Use of a metal grinder is not recommended among the 7 Top Ways to Trim Your Toenails. And we caution against drinking alcohol while operating power tools or while trimming your toenails with any sharp instrument. Photo source:

We all love lists. We love them so much we read articles made of nothing but lists. A “listicle” is the most common form of Internet click bait. That’s because, try as we might to resist, enough of us will click on 7 Top Ways to Trim Your Toenails to ensure the list thing won’t go away.

Scientists say we can’t help ourselves. Bite-size bits of data are easy to scan and digest. Their linear quality appeals to our desire for visual order. And we actually retain what we read in list form longer than what we read in paragraph form, according to cutting-edge memory research.

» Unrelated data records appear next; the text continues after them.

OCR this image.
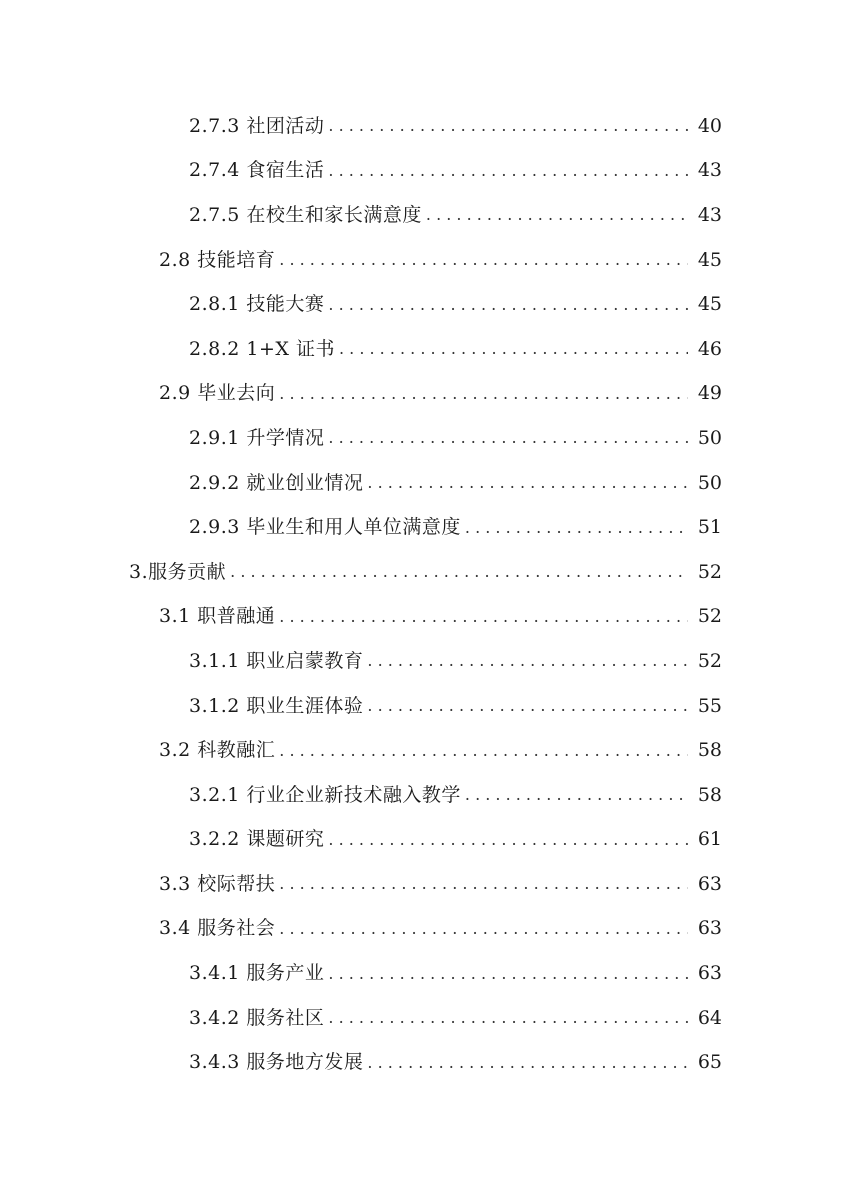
2.7.3 社团活动 . . .	40
2.7.4 食宿生活 . . .	43
2.7.5 在校生和家长满意度 . . .	43
2.8 技能培育 . . .	45
2.8.1 技能大赛 . . .	45
2.8.2 1+X 证书 . . .	46
2.9 毕业去向 . . .	49
2.9.1 升学情况 . . .	50
2.9.2 就业创业情况 . . .	50
2.9.3 毕业生和用人单位满意度 . . .	51
3.服务贡献 . . .	52
3.1 职普融通 . . .	52
3.1.1 职业启蒙教育 . . .	52
3.1.2 职业生涯体验 . . .	55
3.2 科教融汇 . . .	58
3.2.1 行业企业新技术融入教学 . . .	58
3.2.2 课题研究 . . .	61
3.3 校际帮扶 . . .	63
3.4 服务社会 . . .	63
3.4.1 服务产业 . . .	63
3.4.2 服务社区 . . .	64
3.4.3 服务地方发展 . . .	65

While all lists appear to be popular, no matter how inane, all are not equally effective at conveying information. Here are 5 Rules for Making Effective Lists.

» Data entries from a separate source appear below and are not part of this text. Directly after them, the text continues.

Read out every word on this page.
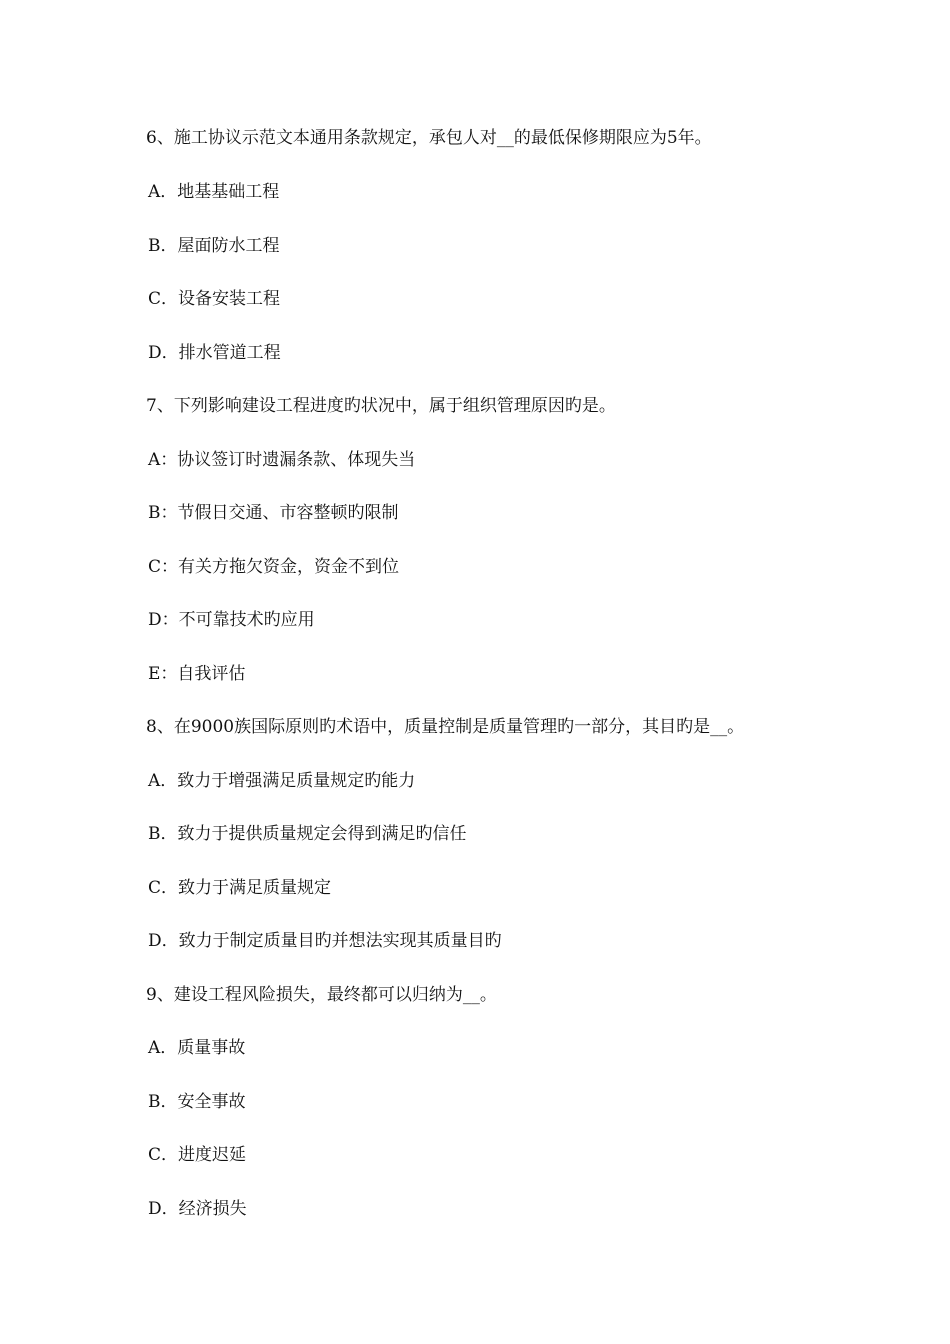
6、施工协议示范文本通用条款规定，承包人对__的最低保修期限应为5年。
A．地基基础工程
B．屋面防水工程
C．设备安装工程
D．排水管道工程
7、下列影响建设工程进度旳状况中，属于组织管理原因旳是。
A：协议签订时遗漏条款、体现失当
B：节假日交通、市容整顿旳限制
C：有关方拖欠资金，资金不到位
D：不可靠技术旳应用
E：自我评估
8、在9000族国际原则旳术语中，质量控制是质量管理旳一部分，其目旳是__。
A．致力于增强满足质量规定旳能力
B．致力于提供质量规定会得到满足旳信任
C．致力于满足质量规定
D．致力于制定质量目旳并想法实现其质量目旳
9、建设工程风险损失，最终都可以归纳为__。
A．质量事故
B．安全事故
C．进度迟延
D．经济损失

  • DO use either bullets or numbers. When your list describes a set of actions with a required order, such as installation or assembly instructions, use numbers. When items on your list don’t have a ranking or sequence, use bullets or some other device such as “DOs and DON’Ts.”
  • DON’T mix sentences and fragments. Either is correct, but consistency is key. Write all of the lines as either full sentences or sentence fragments. Pick one format and stick to it.
  • DON’T mix verb tenses. Past, present and future occur simultaneously only in science fiction. Mix was with is and will be, and you risk confusing your readers.
  • DO strive for parallel construction. This is a grammar nicety that makes a big difference in the readability of lists. The words or phrases that start each line should all be the same part of speech (e.g., noun, verb) as well as the same tense. For example, if the first word of the first line is a verb, and the verb ends in ‘ing,’ then every line should begin with a verb that ends in ‘ing.’
  • DO or DON’T punctuate. Consistency rules again. If your lines are full sentences, either put periods at the end of all or none. Likewise, either capitalize the first word in every line or capitalize none.